Ida Nielsen on her career and Prince’s artistic legacy 

When Prince signed you, you were already building your artistic empire with the Funkbots and a couple of solo albums. Then your trajectory changed. How did that come about?

Short version: in 2010 I got a call from his manager who said Prince saw my Myspace site and would like to jam with me. So I went to Minneapolis for a jam and after we played for about 20 minutes he invited me to join his band, The New Power Generation, on tour. That was the start of the adventure [smiles].

What was working with him like?

It was a dream come true for me… He was always a huge influence to me – even before I met him. So, of course, working very closely with him for almost 6 years taught me a tremendous amount in every aspect of being a musician. He really was a genius and made us all think of every decision we made – musically and practically – and I feel so thankful that I had the opportunity to watch how he worked from first row, so to speak. I learned so much about playing, arranging and producing, and I keep diving into that pool of knowledge in my musical life – both for studio work but especially also for my live performances.

This summer you are touring Brazil and Europe with the Funkbots. Is it daunting for you to take a whole band on the road?

No, it is a fantastic feeling! Even though conditions and stages are not at all on the same level as with Prince, it is very rewarding to get to make a living from creating and performing your own music. So I am super grateful that it is possible and that there is people out there who want to hear some bass heavy funk music!

Ida Nielsen & he Funkbots JazzAscona 2022

©JazzAscona – Photo credit Gioele Pozzi

You created your own signature bass with the German manufacturer Sandberg guitars. How did this collaboration come about and what sets your signature bass apart?

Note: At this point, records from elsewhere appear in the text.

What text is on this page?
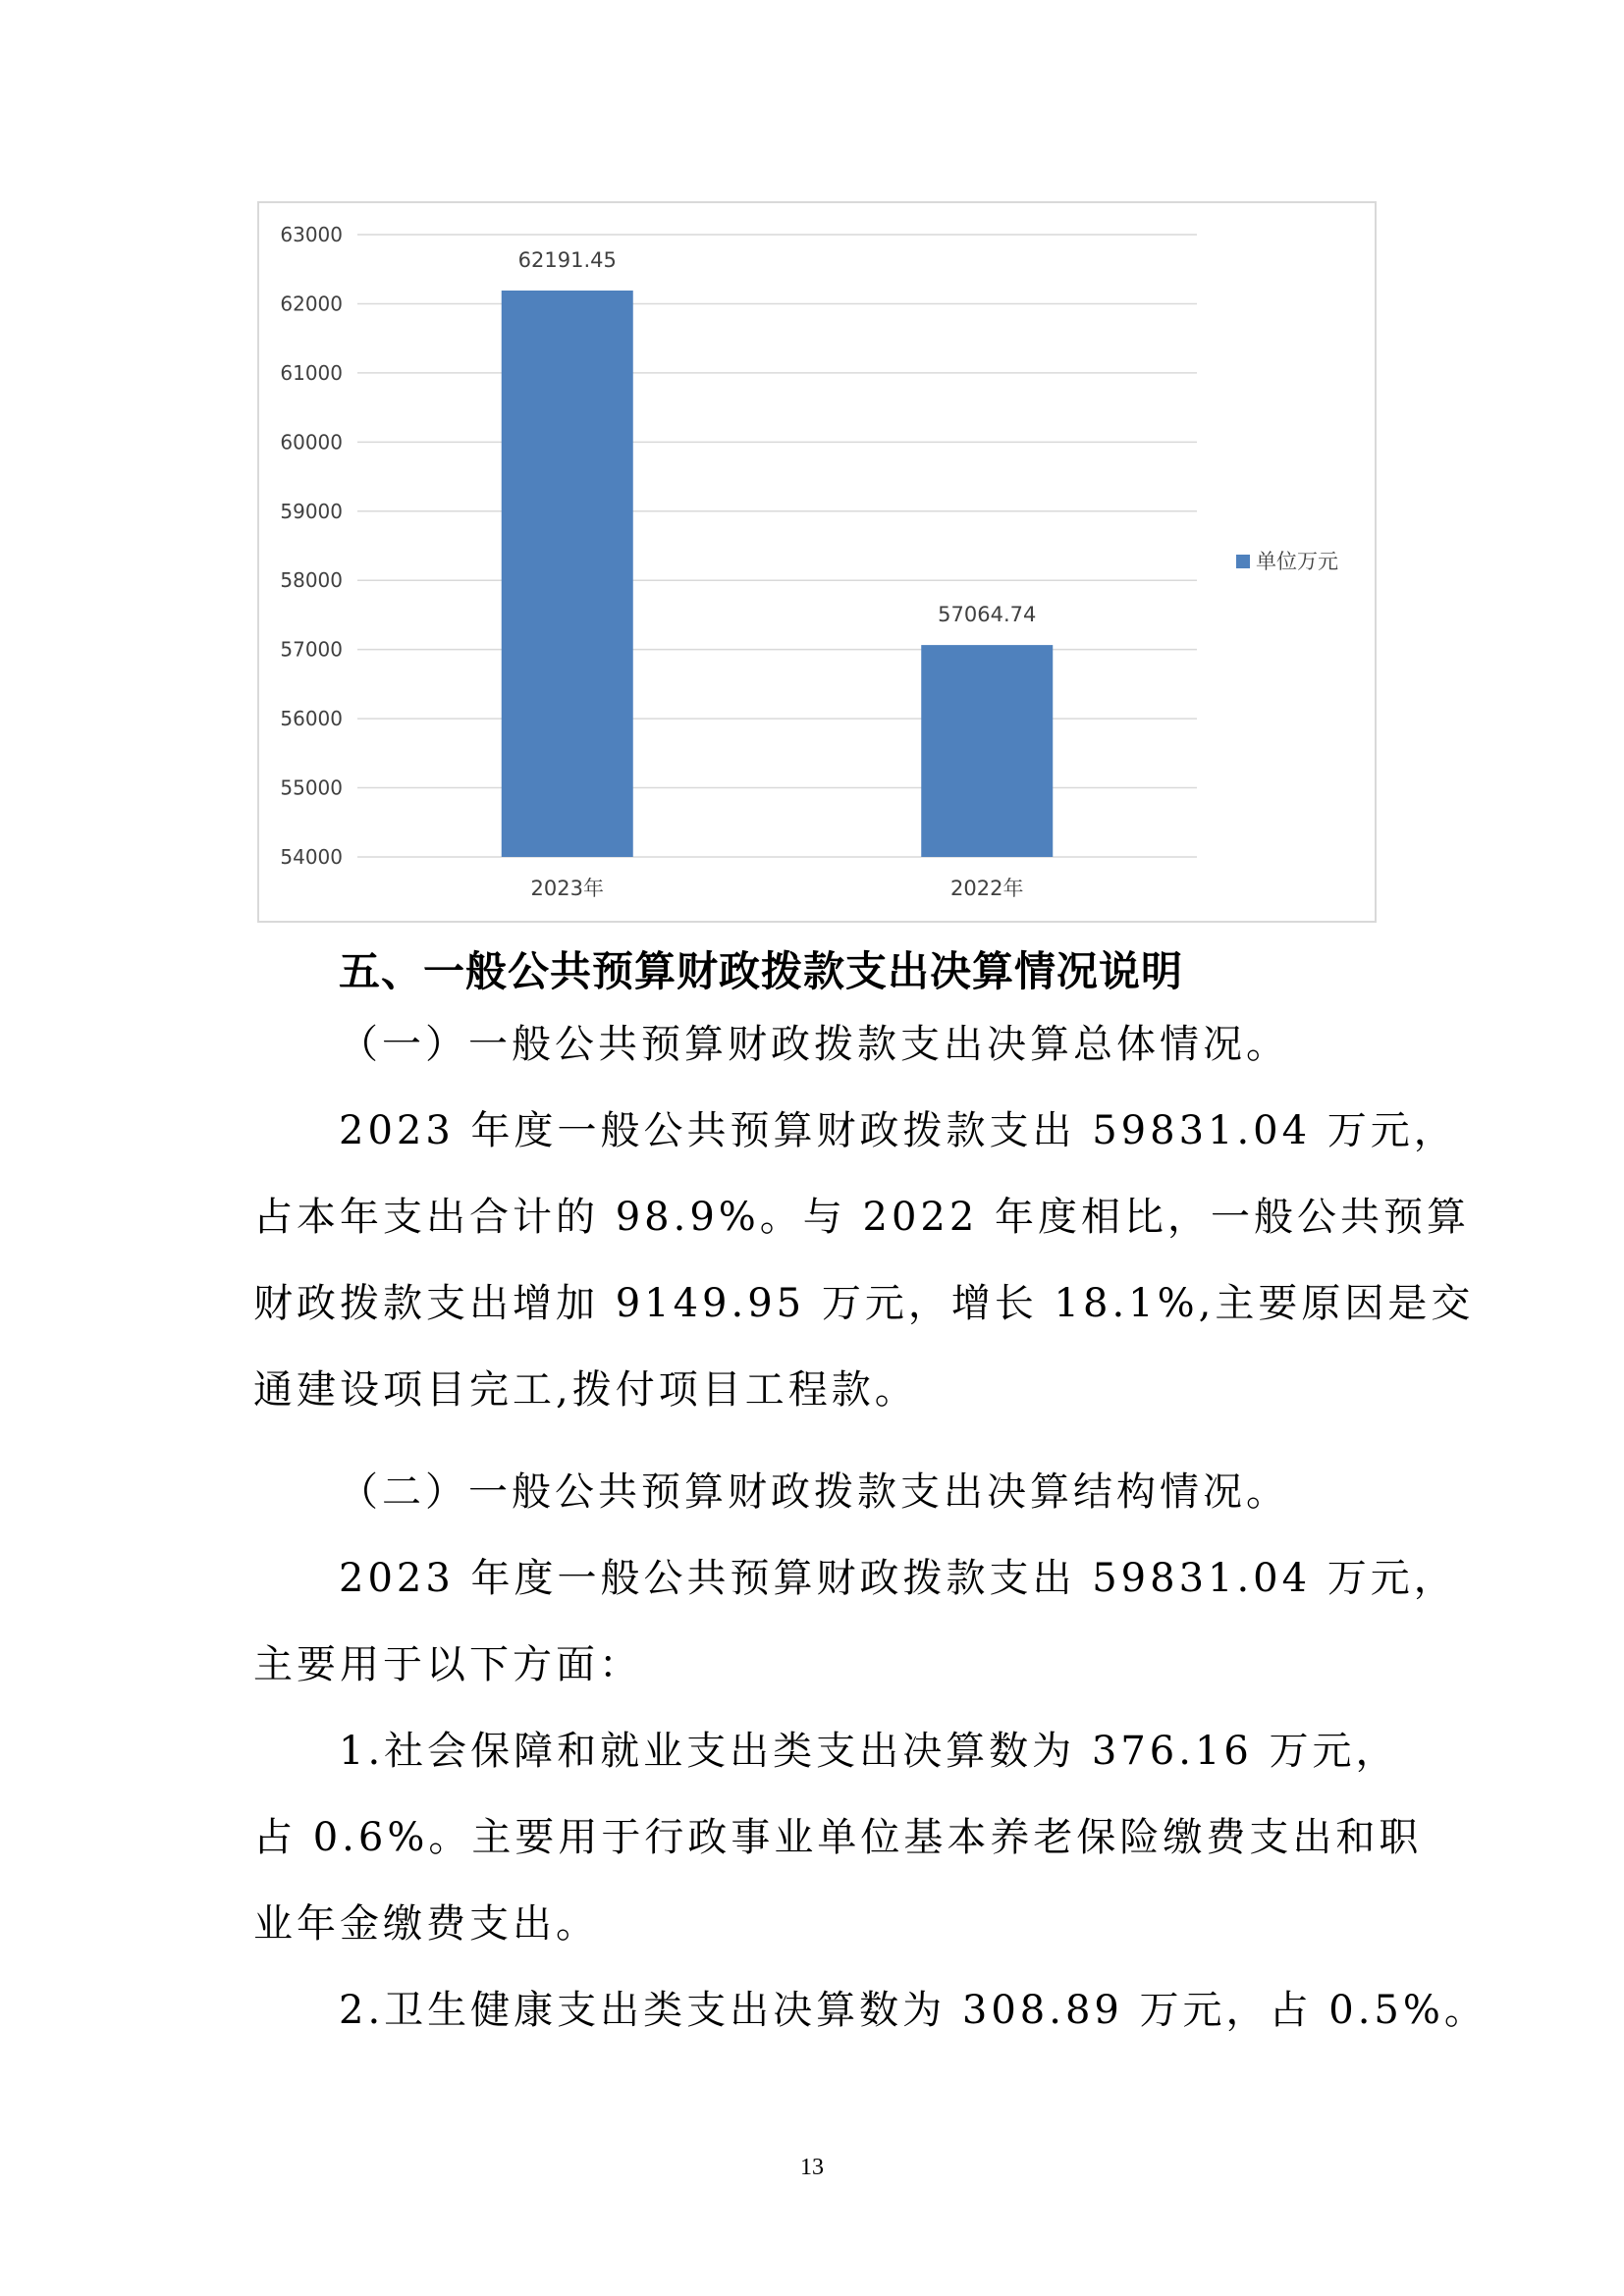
54000
55000
56000
57000
58000
59000
60000
61000
62000
63000
62191.45
2023年
57064.74
2022年
单位万元
五、一般公共预算财政拨款支出决算情况说明
（一）一般公共预算财政拨款支出决算总体情况。
2023 年度一般公共预算财政拨款支出 59831.04 万元，
占本年支出合计的 98.9%。与 2022 年度相比，一般公共预算
财政拨款支出增加 9149.95 万元，增长 18.1%,主要原因是交
通建设项目完工,拨付项目工程款。
（二）一般公共预算财政拨款支出决算结构情况。
2023 年度一般公共预算财政拨款支出 59831.04 万元，
主要用于以下方面：
1.社会保障和就业支出类支出决算数为 376.16 万元，
占 0.6%。主要用于行政事业单位基本养老保险缴费支出和职
业年金缴费支出。
2.卫生健康支出类支出决算数为 308.89 万元，占 0.5%。
13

I have known Holger (the founder of Sandberg Guitars) for many years, and in 2009, one year before I joined Prince, he gifted me a bass that I really loved, just out of kindness. So when it came to create a signature model it felt very natural to do it with him. But of course there are lots of very good bass builders out there – I just like the Sandberg basses.

My signature bass has got two pickups: one at the front for that old school funk sound that I love, like Larry Graham for example, and another that gives a more Jaco-Pastorious-like sound. These are two very different sounds that I both love. The combination of the two offers a very big variety in the sound spectrum, and you can have a more modern, smooth sound. The bass is black and gold and is really beautiful, I think [smiles].

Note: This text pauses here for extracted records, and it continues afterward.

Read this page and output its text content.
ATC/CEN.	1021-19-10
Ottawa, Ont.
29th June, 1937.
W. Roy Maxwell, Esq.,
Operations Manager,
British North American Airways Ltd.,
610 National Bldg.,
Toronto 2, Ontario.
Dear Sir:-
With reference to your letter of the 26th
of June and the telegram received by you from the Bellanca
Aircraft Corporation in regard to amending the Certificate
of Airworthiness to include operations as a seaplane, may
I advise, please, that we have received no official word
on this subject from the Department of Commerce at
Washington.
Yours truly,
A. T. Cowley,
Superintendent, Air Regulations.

Your fifth album 02022020 was released in 2020, the year the pandemic outbreak. What were your feelings at the time?

Well, actually it was released on February 2nd and this was before the pandemic really hit (in Denmark at least). So at the release time I wasn’t really aware of what was about to come.

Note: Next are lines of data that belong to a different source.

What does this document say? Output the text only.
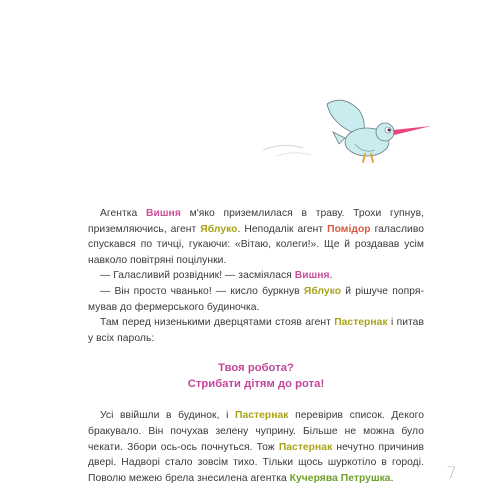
Агентка Вишня м'яко приземлилася в траву. Трохи гупнув, приземляючись, агент Яблуко. Неподалік агент Помідор галасливо спускався по тичці, гукаючи: «Вітаю, колеги!». Ще й роздавав усім навколо повітряні поцілунки.

— Галасливий розвідник! — засміялася Вишня.

— Він просто чванько! — кисло буркнув Яблуко й рішуче попрямував до фермерського будиночка.

Там перед низенькими дверцятами стояв агент Пастернак і питав у всіх пароль:

Твоя робота?
Стрибати дітям до рота!

Усі ввійшли в будинок, і Пастернак перевірив список. Декого бракувало. Він почухав зелену чуприну. Більше не можна було чекати. Збори ось-ось почнуться. Тож Пастернак нечутно причинив двері. Надворі стало зовсім тихо. Тільки щось шуркотіло в городі. Поволю межею брела знесилена агентка Кучерява Петрушка.	7
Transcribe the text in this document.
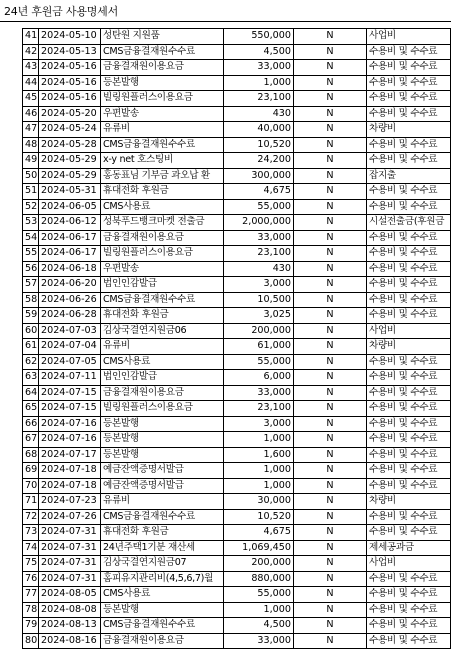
24년 후원금 사용명세서
41	2024-05-10	성탄원 지원품	550,000	N	사업비
42	2024-05-13	CMS금융결재원수수료	4,500	N	수용비 및 수수료
43	2024-05-16	금융결재원이용요금	33,000	N	수용비 및 수수료
44	2024-05-16	등본발행	1,000	N	수용비 및 수수료
45	2024-05-16	빌링원플러스이용요금	23,100	N	수용비 및 수수료
46	2024-05-20	우편발송	430	N	수용비 및 수수료
47	2024-05-24	유류비	40,000	N	차량비
48	2024-05-28	CMS금융결재원수수료	10,520	N	수용비 및 수수료
49	2024-05-29	x-y net 호스팅비	24,200	N	수용비 및 수수료
50	2024-05-29	홍동표님 기부금 과오납 환	300,000	N	잡지출
51	2024-05-31	휴대전화 후원금	4,675	N	수용비 및 수수료
52	2024-06-05	CMS사용료	55,000	N	수용비 및 수수료
53	2024-06-12	성북푸드뱅크마켓 전출금	2,000,000	N	시설전출금(후원금
54	2024-06-17	금융결재원이용요금	33,000	N	수용비 및 수수료
55	2024-06-17	빌링원플러스이용요금	23,100	N	수용비 및 수수료
56	2024-06-18	우편발송	430	N	수용비 및 수수료
57	2024-06-20	법인인감발급	3,000	N	수용비 및 수수료
58	2024-06-26	CMS금융결재원수수료	10,500	N	수용비 및 수수료
59	2024-06-28	휴대전화 후원금	3,025	N	수용비 및 수수료
60	2024-07-03	김상국결연지원금06	200,000	N	사업비
61	2024-07-04	유류비	61,000	N	차량비
62	2024-07-05	CMS사용료	55,000	N	수용비 및 수수료
63	2024-07-11	법인인감발급	6,000	N	수용비 및 수수료
64	2024-07-15	금융결재원이용요금	33,000	N	수용비 및 수수료
65	2024-07-15	빌링원플러스이용요금	23,100	N	수용비 및 수수료
66	2024-07-16	등본발행	3,000	N	수용비 및 수수료
67	2024-07-16	등본발행	1,000	N	수용비 및 수수료
68	2024-07-17	등본발행	1,600	N	수용비 및 수수료
69	2024-07-18	예금잔액증명서발급	1,000	N	수용비 및 수수료
70	2024-07-18	예금잔액증명서발급	1,000	N	수용비 및 수수료
71	2024-07-23	유류비	30,000	N	차량비
72	2024-07-26	CMS금융결재원수수료	10,520	N	수용비 및 수수료
73	2024-07-31	휴대전화 후원금	4,675	N	수용비 및 수수료
74	2024-07-31	24년주택1기분 재산세	1,069,450	N	제세공과금
75	2024-07-31	김상국결연지원금07	200,000	N	사업비
76	2024-07-31	홈피유지관리비(4,5,6,7)월	880,000	N	수용비 및 수수료
77	2024-08-05	CMS사용료	55,000	N	수용비 및 수수료
78	2024-08-08	등본발행	1,000	N	수용비 및 수수료
79	2024-08-13	CMS금융결재원수수료	4,500	N	수용비 및 수수료
80	2024-08-16	금융결재원이용요금	33,000	N	수용비 및 수수료
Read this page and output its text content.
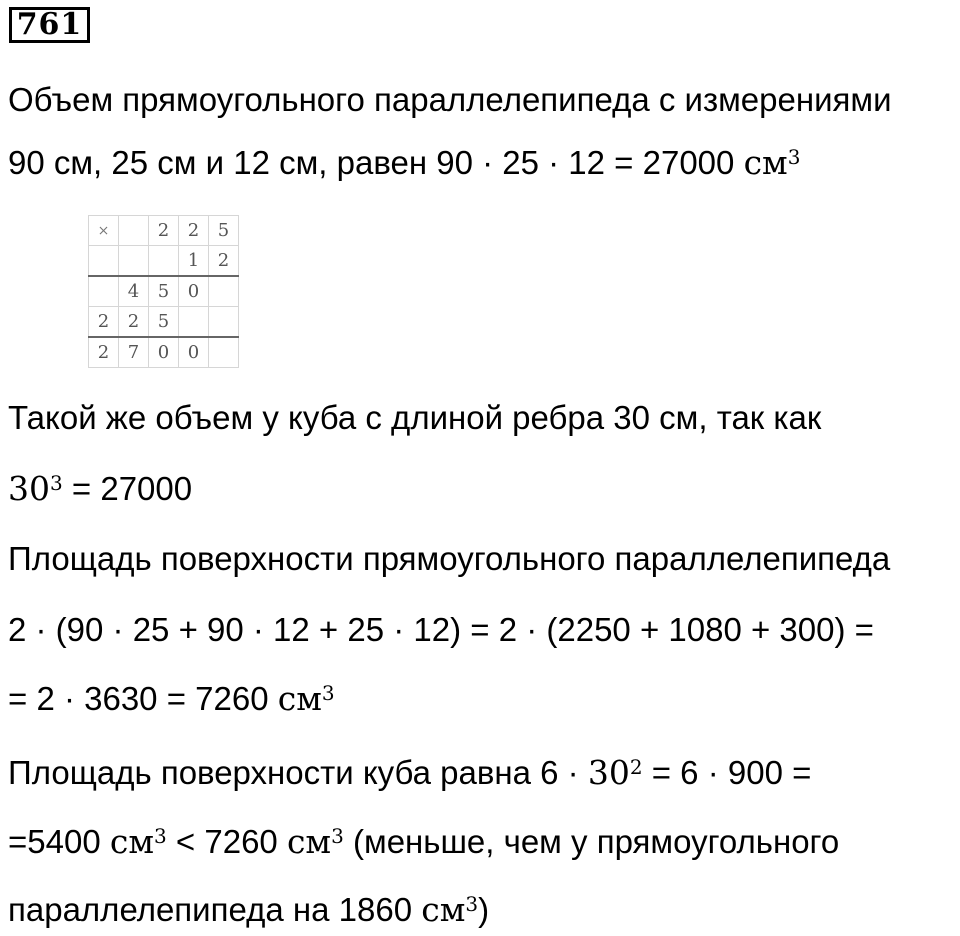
761
Объем прямоугольного параллелепипеда с измерениями
90 см, 25 см и 12 см, равен 90 · 25 · 12 = 27000 $см^3$
×		2	2	5
			1	2
	4	5	0	
2	2	5		
2	7	0	0	
Такой же объем у куба с длиной ребра 30 см, так как
$30^3 = 27000$
Площадь поверхности прямоугольного параллелепипеда
2 · (90 · 25 + 90 · 12 + 25 · 12) = 2 · (2250 + 1080 + 300) =
= 2 · 3630 = 7260 $см^3$
Площадь поверхности куба равна $6 \cdot 30^2 = 6 \cdot 900$ =
=5400 $см^3 < 7260$ $см^3$ (меньше, чем у прямоугольного
параллелепипеда на 1860 $см^3$)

The Covid restrictions that followed affected the whole arts and culture industry. How did the two years of pandemic change your artistic process?

It did several things: it really made me appreciate playing live again, but it also made me aware of the necessity of cherishing the now and the good things in life, such as nature and family. And it gave me a comfort in not stressing over things such as deadlines and so on.

I have also started a couple of new musical projects where I mostly play keys and program. I did a lot of livingroom recordings and the style is a bit different than my «Funk stuff».


What recommendation would you give to young players who envisage a career in the music industry?

They should absolutely follow their dreams. I believe that if you go for it and put in the work, good things will happen!